4 Data-Sets and Evaluation

We use well known public data-sets - DUC2001, DUC2002, CNN and DailyMail for performance evaluation of the proposed algorithms. The proposed methods are language-, domain- and collection-independent. The methods are faster than state-of-the-art extractive summarization algorithms (Refer [1, 3] for details) and are suitable for real time summarization of web documents.

We evaluate the performance of all the three algorithms viz. NMF-TR, NMF-TP, and E-Summ on DUC2001, DUC2002, and CNN/DailyMail data-sets. Additionally, we employ WikiHow data-set consisting of general Wikipedia articles and CL-SciSumm data-sets containing scientific articles, for justifying the domain independence of E-Summ algorithm. We demonstrate the language independence of E-Summ using two Indian and three European languages.

We use standard ROUGE measure for qualitative assessment of the algorithmic summaries. ROUGE is a measure of computing lexical overlap between algorithmic summaries and gold standard ground truth summaries. We additionally employ semantic similarity measure to evaluate the quality of summaries.
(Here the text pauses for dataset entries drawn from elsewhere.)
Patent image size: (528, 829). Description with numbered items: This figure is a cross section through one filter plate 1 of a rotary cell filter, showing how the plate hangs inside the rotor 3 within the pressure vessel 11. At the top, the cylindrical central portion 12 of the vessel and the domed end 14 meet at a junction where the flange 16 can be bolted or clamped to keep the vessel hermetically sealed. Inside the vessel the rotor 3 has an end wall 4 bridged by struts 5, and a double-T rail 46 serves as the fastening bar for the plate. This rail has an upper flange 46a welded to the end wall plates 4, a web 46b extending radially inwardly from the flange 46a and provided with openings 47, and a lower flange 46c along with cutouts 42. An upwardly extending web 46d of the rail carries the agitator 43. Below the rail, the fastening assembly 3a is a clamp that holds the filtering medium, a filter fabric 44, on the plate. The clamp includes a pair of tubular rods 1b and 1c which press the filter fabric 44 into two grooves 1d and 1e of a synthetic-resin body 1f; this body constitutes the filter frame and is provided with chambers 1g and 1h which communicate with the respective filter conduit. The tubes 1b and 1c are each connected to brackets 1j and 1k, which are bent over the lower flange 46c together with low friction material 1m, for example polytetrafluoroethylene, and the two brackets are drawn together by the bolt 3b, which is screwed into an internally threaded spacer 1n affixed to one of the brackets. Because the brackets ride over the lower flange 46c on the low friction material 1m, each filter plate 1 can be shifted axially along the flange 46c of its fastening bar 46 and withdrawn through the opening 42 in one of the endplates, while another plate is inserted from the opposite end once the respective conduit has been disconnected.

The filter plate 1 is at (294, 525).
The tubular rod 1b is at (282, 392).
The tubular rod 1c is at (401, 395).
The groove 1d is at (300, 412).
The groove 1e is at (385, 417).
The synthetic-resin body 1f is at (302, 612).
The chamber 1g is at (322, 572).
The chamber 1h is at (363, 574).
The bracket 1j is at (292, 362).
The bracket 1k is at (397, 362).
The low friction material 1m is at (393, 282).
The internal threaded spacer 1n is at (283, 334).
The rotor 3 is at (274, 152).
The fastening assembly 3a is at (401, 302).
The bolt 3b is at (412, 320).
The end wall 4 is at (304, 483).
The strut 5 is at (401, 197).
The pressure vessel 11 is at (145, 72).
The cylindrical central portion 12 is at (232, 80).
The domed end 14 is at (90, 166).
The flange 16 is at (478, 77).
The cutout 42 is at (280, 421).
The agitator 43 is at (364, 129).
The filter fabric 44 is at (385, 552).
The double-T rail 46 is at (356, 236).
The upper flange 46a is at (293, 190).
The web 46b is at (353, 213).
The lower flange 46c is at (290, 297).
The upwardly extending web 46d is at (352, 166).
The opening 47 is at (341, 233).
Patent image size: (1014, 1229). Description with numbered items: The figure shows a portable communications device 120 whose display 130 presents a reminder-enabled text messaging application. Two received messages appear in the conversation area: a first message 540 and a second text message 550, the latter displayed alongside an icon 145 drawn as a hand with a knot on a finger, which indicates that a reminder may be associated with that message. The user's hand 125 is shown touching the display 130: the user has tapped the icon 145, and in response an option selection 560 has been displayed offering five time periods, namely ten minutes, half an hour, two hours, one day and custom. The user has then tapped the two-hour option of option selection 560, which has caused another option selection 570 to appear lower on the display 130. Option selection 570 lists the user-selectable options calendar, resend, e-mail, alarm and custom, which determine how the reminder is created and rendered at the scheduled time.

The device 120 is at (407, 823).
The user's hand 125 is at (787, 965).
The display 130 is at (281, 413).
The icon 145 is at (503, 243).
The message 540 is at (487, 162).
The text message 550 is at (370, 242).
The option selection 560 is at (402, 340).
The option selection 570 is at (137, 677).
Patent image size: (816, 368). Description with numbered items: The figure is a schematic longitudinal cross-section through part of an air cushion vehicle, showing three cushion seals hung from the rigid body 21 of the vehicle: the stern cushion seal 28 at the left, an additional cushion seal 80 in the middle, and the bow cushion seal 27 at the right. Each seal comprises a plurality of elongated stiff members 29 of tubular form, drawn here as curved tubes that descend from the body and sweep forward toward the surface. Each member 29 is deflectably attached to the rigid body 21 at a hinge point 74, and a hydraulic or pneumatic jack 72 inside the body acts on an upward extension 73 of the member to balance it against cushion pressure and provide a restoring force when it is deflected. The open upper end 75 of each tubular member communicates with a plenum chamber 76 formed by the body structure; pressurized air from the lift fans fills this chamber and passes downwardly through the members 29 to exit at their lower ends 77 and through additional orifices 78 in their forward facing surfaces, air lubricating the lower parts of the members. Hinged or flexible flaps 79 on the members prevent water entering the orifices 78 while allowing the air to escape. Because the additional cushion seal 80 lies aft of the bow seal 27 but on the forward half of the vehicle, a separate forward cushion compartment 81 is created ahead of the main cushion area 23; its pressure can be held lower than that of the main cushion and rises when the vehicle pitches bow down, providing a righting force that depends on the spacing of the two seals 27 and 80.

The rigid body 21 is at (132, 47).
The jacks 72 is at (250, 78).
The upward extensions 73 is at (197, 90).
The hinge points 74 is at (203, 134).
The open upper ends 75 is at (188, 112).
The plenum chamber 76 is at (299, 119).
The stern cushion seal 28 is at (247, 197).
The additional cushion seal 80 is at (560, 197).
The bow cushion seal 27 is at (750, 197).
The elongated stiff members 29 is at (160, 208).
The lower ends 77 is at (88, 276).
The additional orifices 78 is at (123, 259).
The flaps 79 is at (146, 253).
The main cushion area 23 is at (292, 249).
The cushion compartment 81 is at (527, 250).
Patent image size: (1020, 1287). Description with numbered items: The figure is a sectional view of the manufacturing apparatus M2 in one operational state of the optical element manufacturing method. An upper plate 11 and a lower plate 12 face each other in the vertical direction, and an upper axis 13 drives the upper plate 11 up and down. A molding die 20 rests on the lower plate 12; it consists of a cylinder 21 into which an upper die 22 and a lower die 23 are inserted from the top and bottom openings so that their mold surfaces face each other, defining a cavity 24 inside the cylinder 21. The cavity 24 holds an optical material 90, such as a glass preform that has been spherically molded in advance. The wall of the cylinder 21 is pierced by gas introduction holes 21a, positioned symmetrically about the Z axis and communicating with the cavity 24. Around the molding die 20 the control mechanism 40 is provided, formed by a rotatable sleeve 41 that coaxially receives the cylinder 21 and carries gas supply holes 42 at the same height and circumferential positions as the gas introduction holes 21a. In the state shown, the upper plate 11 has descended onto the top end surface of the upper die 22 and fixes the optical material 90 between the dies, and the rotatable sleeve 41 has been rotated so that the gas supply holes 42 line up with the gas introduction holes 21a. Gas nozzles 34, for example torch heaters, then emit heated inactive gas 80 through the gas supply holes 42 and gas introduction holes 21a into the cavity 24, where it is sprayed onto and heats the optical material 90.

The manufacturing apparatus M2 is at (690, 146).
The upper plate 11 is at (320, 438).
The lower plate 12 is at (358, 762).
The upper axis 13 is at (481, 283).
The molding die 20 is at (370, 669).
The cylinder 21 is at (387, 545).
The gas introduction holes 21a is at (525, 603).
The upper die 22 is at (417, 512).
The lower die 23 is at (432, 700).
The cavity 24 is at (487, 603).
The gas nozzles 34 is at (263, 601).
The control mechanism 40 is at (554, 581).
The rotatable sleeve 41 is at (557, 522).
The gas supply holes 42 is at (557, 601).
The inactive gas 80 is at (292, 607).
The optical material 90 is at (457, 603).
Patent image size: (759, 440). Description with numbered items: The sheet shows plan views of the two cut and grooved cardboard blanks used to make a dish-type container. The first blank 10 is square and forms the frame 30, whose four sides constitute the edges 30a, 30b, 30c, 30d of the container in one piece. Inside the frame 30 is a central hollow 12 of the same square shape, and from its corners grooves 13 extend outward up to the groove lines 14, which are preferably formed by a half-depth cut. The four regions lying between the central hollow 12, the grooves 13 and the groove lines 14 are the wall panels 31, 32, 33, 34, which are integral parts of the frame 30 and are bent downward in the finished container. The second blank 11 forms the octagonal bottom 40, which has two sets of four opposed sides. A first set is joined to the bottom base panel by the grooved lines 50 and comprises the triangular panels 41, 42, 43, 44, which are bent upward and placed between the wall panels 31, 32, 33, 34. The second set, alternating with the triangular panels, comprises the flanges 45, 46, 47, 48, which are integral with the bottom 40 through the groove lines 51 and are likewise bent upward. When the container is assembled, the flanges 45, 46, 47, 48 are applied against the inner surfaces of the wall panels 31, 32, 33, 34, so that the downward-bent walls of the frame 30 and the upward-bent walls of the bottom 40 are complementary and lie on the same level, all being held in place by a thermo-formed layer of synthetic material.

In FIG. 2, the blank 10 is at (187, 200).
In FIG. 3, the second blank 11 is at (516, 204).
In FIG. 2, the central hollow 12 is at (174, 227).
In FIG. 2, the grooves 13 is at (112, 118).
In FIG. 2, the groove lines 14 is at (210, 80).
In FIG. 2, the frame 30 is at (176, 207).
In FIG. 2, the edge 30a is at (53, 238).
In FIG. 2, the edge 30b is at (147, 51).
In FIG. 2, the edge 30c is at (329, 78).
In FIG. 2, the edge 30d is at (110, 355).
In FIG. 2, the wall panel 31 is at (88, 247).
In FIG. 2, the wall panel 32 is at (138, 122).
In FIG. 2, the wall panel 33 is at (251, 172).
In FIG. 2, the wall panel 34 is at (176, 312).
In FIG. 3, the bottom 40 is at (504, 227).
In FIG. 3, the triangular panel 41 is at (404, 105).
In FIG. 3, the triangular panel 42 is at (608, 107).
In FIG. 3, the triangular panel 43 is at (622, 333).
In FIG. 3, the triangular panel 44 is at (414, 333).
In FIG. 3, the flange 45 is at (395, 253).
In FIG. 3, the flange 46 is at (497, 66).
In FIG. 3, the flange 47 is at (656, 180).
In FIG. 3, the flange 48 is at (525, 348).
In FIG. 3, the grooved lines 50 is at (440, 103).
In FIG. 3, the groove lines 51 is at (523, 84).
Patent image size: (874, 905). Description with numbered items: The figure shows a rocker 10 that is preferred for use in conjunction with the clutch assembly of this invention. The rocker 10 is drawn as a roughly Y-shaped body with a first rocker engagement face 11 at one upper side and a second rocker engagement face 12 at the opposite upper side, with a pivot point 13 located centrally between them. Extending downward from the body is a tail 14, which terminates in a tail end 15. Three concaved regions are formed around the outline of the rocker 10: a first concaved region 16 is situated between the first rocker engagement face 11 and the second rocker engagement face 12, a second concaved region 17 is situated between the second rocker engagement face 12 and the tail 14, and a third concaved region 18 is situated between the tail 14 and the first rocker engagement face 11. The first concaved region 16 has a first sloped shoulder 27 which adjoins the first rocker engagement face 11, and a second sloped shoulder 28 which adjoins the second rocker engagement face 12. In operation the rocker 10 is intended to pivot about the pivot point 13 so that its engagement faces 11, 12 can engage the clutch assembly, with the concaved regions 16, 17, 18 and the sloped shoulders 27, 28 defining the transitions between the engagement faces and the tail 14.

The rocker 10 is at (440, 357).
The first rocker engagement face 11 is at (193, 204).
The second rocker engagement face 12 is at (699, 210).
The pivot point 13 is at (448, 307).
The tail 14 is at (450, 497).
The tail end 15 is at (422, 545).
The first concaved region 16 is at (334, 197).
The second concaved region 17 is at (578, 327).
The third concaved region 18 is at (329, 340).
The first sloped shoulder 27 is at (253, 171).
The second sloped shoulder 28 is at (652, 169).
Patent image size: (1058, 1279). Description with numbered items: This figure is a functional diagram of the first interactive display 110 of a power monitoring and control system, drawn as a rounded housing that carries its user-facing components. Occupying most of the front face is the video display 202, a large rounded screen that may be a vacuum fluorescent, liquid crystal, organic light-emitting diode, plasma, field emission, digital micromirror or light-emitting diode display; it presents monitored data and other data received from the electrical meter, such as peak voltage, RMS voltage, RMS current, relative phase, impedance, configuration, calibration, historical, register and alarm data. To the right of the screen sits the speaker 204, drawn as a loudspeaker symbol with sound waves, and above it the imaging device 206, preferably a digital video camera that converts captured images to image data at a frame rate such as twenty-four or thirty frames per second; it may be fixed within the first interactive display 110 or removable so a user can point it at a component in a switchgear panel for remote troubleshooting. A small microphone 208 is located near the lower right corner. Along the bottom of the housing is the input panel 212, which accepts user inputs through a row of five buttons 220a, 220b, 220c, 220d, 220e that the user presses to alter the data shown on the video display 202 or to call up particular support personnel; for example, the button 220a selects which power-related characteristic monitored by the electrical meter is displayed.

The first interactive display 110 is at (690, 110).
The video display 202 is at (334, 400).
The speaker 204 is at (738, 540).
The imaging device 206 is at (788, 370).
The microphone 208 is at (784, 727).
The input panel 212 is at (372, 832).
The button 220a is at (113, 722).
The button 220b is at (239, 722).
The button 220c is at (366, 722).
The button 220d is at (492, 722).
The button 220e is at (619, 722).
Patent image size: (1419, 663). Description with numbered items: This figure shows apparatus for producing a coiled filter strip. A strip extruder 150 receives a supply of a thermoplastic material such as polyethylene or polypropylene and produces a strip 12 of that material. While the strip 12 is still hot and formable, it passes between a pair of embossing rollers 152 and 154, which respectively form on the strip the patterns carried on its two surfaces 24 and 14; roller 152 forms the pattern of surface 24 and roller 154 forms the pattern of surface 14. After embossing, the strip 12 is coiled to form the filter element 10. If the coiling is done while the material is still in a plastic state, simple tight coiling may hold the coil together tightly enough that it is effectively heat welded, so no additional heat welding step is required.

5 Conclusion and Future Directions

Growing demand of automatic summarization methods in diverse domains, genres and for resource poor languages necessitate development of unsupervised, language independent and fast methods. We use Non-negative Matrix Factorization to tease out the inter-relationship between terms, sentences and latent topics in the latent semantic space of the document and proposed three single document summarization algorithms. As expected, the performance of the proposed algorithms does not match with that of deep neural methods.

Existing research majorly focuses on generating generic summaries of documents. However, generic summaries ignore the subjectivity aspect as these summaries do not consider the background knowledge of the user. Our current focus is on automatically generating personalized summary of the document.